Growth levers matter because they guide resource allocation in environments where everything seems important but not everything drives results. Most organisations spread effort across dozens of initiatives attending conferences, updating websites, launching email campaigns, tweaking product features without strategic prioritisation. Lever thinking forces clarity: which single improvement would most accelerate growth? This focus prevents the common failure mode of doing many things adequately rather than a few things excellently. For B2B contexts especially, where resources are perpetually constrained, identifying and exploiting the right lever can generate 2-3x returns compared to unfocused activity. The financial impact is substantial: improving a true lever (say, reducing customer churn from 15% to 10%) affects every subsequent year's revenue, compounding gains, whilst improving a non-lever (say, adding a minor product feature) generates minimal lasting impact. Lever thinking also accelerates experimentation: rather than testing random tactics, you design experiments specifically targeting your identified levers, ensuring even failed tests generate insights about core growth mechanisms. Research shows high-growth companies consistently demonstrate lever discipline they identify their primary growth constraint, invest heavily to address it, then move to the next constraint, whilst slower-growing competitors pursue scattered initiatives. Organisations that systematically identify, prioritise, and pull growth levers report 30-50% efficiency improvements in growth spending.

How to apply it

Applying the concept of growth levers in your marketing or growth workflow involves a few key steps: identify potential levers, prioritise the most promising ones, and take action to execute changes. It’s both an analytical and creative process, combining data insights with strategic thinking. Here’s how to put growth levers to work:

1. Identify potential levers

Start by mapping the buyer journey and reviewing data for bottlenecks or missed opportunities. Combine quantitative clues conversion drops, churn spikes with qualitative feedback from customers and front-line staff. List three to five candidate levers that, if improved, could unlock significant growth.

2. Prioritise the high-impact options

Score each candidate for impact, confidence, and effort. Choose one or two with the greatest expected return for the resources available. This focus prevents dilution and ensures the team’s energy targets the most promising levers first.

3. Act and experiment

Build a clear plan: what will change, who owns it, and which metric will prove success. Run small experiments around the chosen lever, measure results, and iterate quickly. Document learnings so the knowledge compounds even if an experiment fails.

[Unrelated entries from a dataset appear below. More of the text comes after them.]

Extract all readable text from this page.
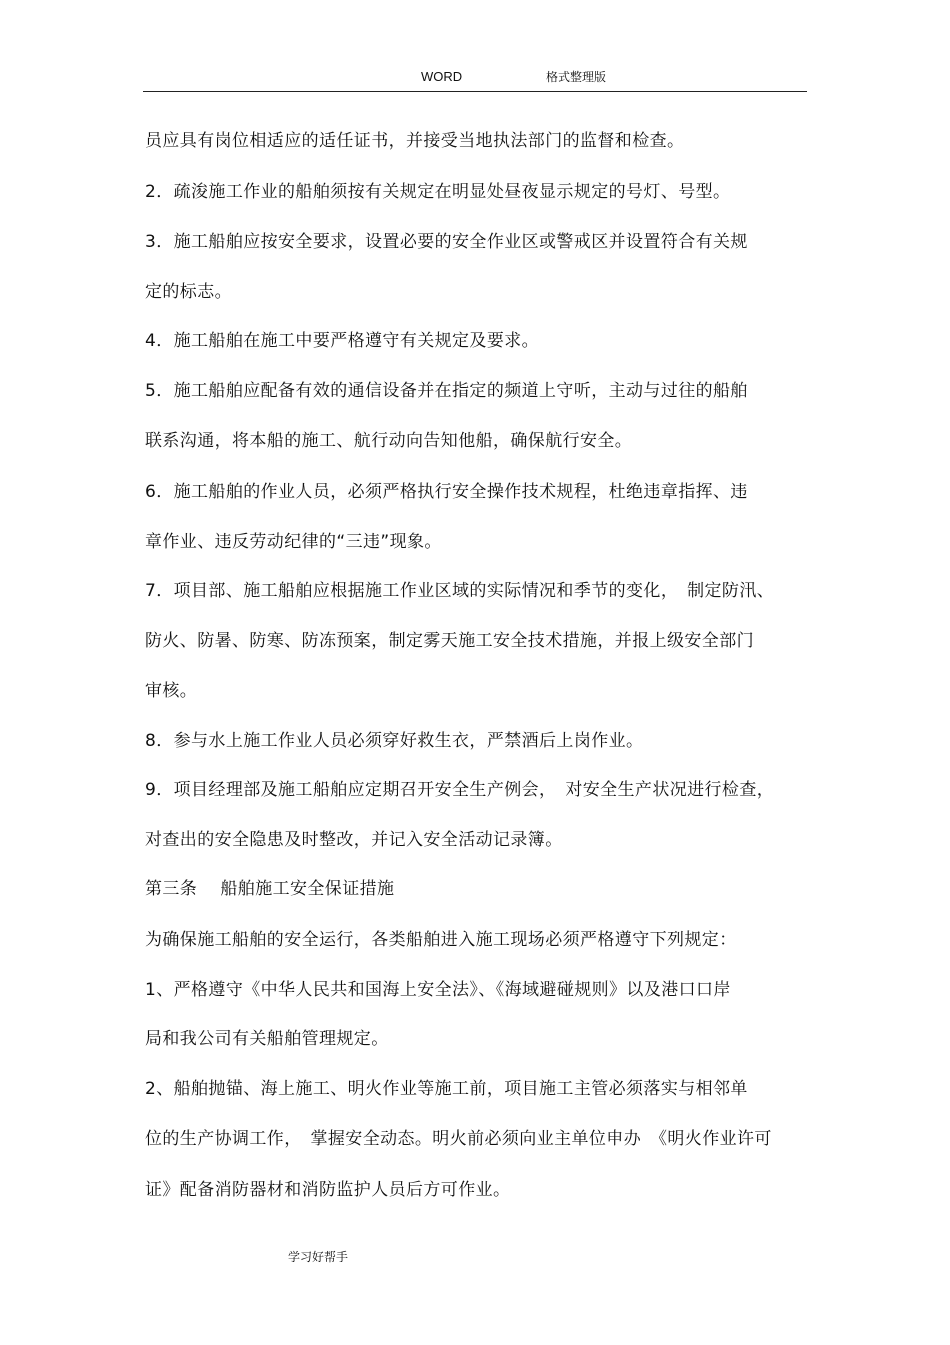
WORD	格式整理版
员应具有岗位相适应的适任证书，并接受当地执法部门的监督和检查。
2．疏浚施工作业的船舶须按有关规定在明显处昼夜显示规定的号灯、号型。
3．施工船舶应按安全要求，设置必要的安全作业区或警戒区并设置符合有关规
定的标志。
4．施工船舶在施工中要严格遵守有关规定及要求。
5．施工船舶应配备有效的通信设备并在指定的频道上守听，主动与过往的船舶
联系沟通，将本船的施工、航行动向告知他船，确保航行安全。
6．施工船舶的作业人员，必须严格执行安全操作技术规程，杜绝违章指挥、违
章作业、违反劳动纪律的“三违”现象。
7．项目部、施工船舶应根据施工作业区域的实际情况和季节的变化，　制定防汛、
防火、防暑、防寒、防冻预案，制定雾天施工安全技术措施，并报上级安全部门
审核。
8．参与水上施工作业人员必须穿好救生衣，严禁酒后上岗作业。
9．项目经理部及施工船舶应定期召开安全生产例会，　对安全生产状况进行检查，
对查出的安全隐患及时整改，并记入安全活动记录簿。
第三条　 船舶施工安全保证措施
为确保施工船舶的安全运行，各类船舶进入施工现场必须严格遵守下列规定：
1、严格遵守《中华人民共和国海上安全法》、《海域避碰规则》以及港口口岸
局和我公司有关船舶管理规定。
2、船舶抛锚、海上施工、明火作业等施工前，项目施工主管必须落实与相邻单
位的生产协调工作，　掌握安全动态。明火前必须向业主单位申办　《明火作业许可
证》配备消防器材和消防监护人员后方可作业。
学习好帮手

4. Integrate wins, then repeat

When a lever delivers, bake the change into routine processes and dashboards. Move to the next priority lever and restart the loop. Over time, successive lever pulls create a step-change in the firm’s growth trajectory.

Growth lever examples for consultancies and agencies

  • Client referrals and testimonials can lower acquisition cost while lifting win rate.
  • Specialising in a niche positions the firm as the obvious choice and supports premium pricing.
  • Productising services into fixed-scope packages adds scalability and predictable revenue.

Growth lever examples for SaaS businesses

  • Improving free-trial activation raises the percentage of users who convert to paid plans.
  • Reducing churn through proactive success programmes compounds monthly recurring revenue.
  • Adjusting pricing tiers or introducing usage-based billing can lift average revenue per user without extra acquisition spend.

Growth lever examples for B2B e-commerce firms

  • Optimising site conversion faster load times, simpler checkout turns more visitors into orders.
  • Increasing average order value with bundles or volume discounts boosts revenue from existing traffic.
  • Loyalty schemes that encourage repeat purchasing stabilise demand and raise lifetime value.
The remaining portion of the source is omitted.